Dilys Powell was born in Bridgnorth, England, and was educated at Talbot Heath School, Bournemouth, before winning a scholarship to read modern languages as one of the first women at Oxford University.
She graduated with first class honors and spent some time as the personal assistant of Lady Ottoline Morrell. In 1926, she married Humfry Payne, later a prominent archaeologist, whom she had met at Oxford. From 1929 to 1936, while her husband served as director of the British School of Archaeology at Athens, she spent part of each year in Greece, frequently attending excavations where he was working. She became a journalist, writing for The Sunday Times of London for more than 50 years.

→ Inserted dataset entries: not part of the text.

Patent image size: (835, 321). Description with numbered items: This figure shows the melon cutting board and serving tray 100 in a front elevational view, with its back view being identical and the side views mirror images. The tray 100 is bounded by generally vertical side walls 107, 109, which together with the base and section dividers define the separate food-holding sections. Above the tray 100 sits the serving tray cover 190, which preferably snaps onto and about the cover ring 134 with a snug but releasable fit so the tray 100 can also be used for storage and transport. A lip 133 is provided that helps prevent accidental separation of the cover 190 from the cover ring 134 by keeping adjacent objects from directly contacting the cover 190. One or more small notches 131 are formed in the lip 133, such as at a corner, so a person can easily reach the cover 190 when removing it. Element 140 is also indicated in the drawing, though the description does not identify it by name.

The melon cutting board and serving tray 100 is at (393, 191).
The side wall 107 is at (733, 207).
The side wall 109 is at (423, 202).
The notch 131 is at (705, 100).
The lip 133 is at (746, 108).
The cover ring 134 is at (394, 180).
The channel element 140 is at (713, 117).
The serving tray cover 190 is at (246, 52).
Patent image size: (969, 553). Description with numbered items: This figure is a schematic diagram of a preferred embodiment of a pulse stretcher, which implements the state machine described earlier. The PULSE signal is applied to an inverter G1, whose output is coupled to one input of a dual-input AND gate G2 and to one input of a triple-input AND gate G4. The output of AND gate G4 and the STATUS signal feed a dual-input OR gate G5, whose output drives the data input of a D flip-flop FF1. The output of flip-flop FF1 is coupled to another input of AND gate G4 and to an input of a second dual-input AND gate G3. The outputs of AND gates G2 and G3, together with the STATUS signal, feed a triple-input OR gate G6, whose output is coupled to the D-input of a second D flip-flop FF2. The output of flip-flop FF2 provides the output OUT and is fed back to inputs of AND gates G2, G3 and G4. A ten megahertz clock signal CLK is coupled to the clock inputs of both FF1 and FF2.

She was best known as a film critic and coined many memorable phrases about films and actors that are still quoted today.
She also served as the film critic for Punch until it folded in 1992. During World War II, she worked for the Political Warfare Executive, which managed Britain's propaganda in Occupied Europe. In 1943, having been widowed, she married Leonard Russell, literary editor at The Sunday Times. In 1954, she was one of the founding members of the Independent Television Authority (ITA), which introduced commercial television to the UK. After the sudden death of her first husband, she wrote several volumes of autobiography, beginning with The Traveller's Journey is Done (1943), and continuing with An Affair of the Heart (1957) and The Villa Ariadne (1973). A collection of her film reviews was published in 1989 as The Golden Screen: Fifty Years at the Films. She also wrote books about travel, especially in Greece.